Xinhua
24 Jan 2026, 16:45 GMT+10
Cheap and reliable power may sound mundane compared to algorithmic breakthroughs, but behind the scenes, it influences every important decision a frontier model company makes. Costs compound over time, and China is deliberately positioning its ecosystem to carry those costs with far more ease.
by Steven Hoffman
As the Chairman and CEO of Founders Space, I spend a great deal of time in conversations with influential entrepreneurs and investors across China. Those discussions reveal a picture of the global artificial intelligence (AI) race that feels very different from the one often portrayed in Western media.
When you look closely at what platforms like DeepSeek, Qwen, Kimi Chat, and Doubao are building, you start to see a structural shift that gives Chinese companies momentum the United States is struggling to match. Three forces in particular stand out, and together they form a foundation that could reshape the balance of global AI power.
The first force comes from a surprisingly old-fashioned element of modern technology: energy. Training frontier models depends on enormous amounts of power. In China, the state views this as a national priority and has created an environment where energy costs can be brought down through direct support and long-term planning.
At the same time, the United States is experiencing rising energy costs, aging infrastructure, and policy decisions that have set back renewable investments. With the country moving away from clean energy incentives and stumbling on grid modernization, the gap grows wider.
Cheap and reliable power may sound mundane compared to algorithmic breakthroughs, but behind the scenes, it influences every important decision a frontier model company makes. Costs compound over time, and China is deliberately positioning its ecosystem to carry those costs with far more ease.
The second advantage is China's new relationship with data. In the United States, data remains locked away in private silos, guarded by corporations and fragmented across thousands of institutions. The government has limited authority to open these vaults, even when shared access would serve innovation.
China is taking the opposite approach. It has the ability to mandate that large companies contribute data to shared pools and is building a national data exchange system designed specifically to fuel the next wave of AI growth. This does not simply create larger training sets. It also allows Chinese startups to train finely tuned models for every major industry, from finance to logistics to healthcare. When that type of domain-specific data becomes widely accessible, it accelerates an entire ecosystem rather than a handful of tech giants.
The third force comes from Huawei, whose reach across both chip technology and networking gives China a structural edge the United States cannot easily replicate. Because Huawei controls the networking layer inside its data centers, it has redesigned those systems so they can extract more performance out of cheaper, lower-power chips.
Most Western companies rely on chips from one firm and networking gear from another, which limits how deeply they can integrate the two. Huawei is crafting data centers where the network fabric and the chips speak the same native language. The result is a path to future parity using less expensive hardware, and that creates an economic advantage that compounds at scale.
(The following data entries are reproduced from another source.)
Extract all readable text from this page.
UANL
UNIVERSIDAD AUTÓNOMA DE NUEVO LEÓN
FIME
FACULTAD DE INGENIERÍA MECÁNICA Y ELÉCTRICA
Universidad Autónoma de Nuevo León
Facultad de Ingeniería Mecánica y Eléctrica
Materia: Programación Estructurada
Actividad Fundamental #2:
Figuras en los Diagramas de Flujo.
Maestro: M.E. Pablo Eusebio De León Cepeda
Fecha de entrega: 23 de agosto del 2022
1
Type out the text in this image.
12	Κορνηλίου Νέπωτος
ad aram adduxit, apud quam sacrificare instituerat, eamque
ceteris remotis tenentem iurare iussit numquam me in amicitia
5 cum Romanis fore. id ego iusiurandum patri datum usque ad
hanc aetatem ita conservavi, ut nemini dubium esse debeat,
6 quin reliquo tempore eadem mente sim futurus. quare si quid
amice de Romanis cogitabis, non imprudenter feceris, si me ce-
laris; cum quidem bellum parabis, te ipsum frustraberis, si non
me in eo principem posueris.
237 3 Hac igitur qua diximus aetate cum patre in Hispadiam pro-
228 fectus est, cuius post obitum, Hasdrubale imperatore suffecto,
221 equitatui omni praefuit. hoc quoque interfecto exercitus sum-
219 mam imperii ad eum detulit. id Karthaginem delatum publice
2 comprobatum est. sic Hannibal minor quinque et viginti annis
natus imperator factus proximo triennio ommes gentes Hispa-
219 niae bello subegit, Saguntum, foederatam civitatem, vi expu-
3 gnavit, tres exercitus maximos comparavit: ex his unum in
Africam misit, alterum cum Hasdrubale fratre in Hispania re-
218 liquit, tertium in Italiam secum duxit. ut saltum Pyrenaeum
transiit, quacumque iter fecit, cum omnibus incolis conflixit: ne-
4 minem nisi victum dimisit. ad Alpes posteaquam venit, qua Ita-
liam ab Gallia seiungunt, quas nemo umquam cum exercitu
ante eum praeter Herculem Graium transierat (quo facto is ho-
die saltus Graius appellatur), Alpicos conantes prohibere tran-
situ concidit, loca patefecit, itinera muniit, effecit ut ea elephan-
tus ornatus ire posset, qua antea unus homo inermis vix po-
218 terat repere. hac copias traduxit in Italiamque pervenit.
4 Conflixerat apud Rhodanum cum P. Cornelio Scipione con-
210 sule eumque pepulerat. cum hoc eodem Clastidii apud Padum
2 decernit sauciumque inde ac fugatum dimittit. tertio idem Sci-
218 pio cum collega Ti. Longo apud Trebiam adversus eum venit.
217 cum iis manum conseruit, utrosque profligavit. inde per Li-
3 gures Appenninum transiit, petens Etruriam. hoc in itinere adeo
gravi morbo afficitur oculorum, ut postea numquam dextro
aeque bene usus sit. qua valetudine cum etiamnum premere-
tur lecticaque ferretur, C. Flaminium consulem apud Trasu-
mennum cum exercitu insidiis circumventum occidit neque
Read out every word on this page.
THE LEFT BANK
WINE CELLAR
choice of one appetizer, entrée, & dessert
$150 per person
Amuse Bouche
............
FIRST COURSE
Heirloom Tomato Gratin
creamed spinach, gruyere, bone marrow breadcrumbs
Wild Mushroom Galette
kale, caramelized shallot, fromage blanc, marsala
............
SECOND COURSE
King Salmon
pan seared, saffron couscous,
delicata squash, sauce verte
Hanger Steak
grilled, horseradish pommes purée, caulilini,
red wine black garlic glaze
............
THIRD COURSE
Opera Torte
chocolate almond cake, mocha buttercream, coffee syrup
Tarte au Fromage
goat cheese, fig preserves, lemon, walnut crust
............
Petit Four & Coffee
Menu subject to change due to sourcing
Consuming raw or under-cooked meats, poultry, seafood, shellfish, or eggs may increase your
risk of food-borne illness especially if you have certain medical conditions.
When you place these pieces together, a larger picture emerges. Cheap power reduces the cost of training and inference. Open and mandated data access strengthens the diversity and quality of models. Integrated networking and chip design narrows the performance gap even when using less advanced hardware. Combined with China's embrace of open source model development, these advantages create an ecosystem where AI becomes both powerful and accessible at prices Western companies will struggle to match.
This is not a story about who has smarter engineers or more ambitious founders. It is a story about national strategy, infrastructure, and the structural forces that shape technological eras. And right now, those forces are tilting in China's favor.
Editor's note: Steven Hoffman is Chairman and CEO of Founders Space, and is the author of "Make Elephants Fly."
The views expressed in this article are those of the author and do not necessarily reflect the positions of Xinhua News Agency.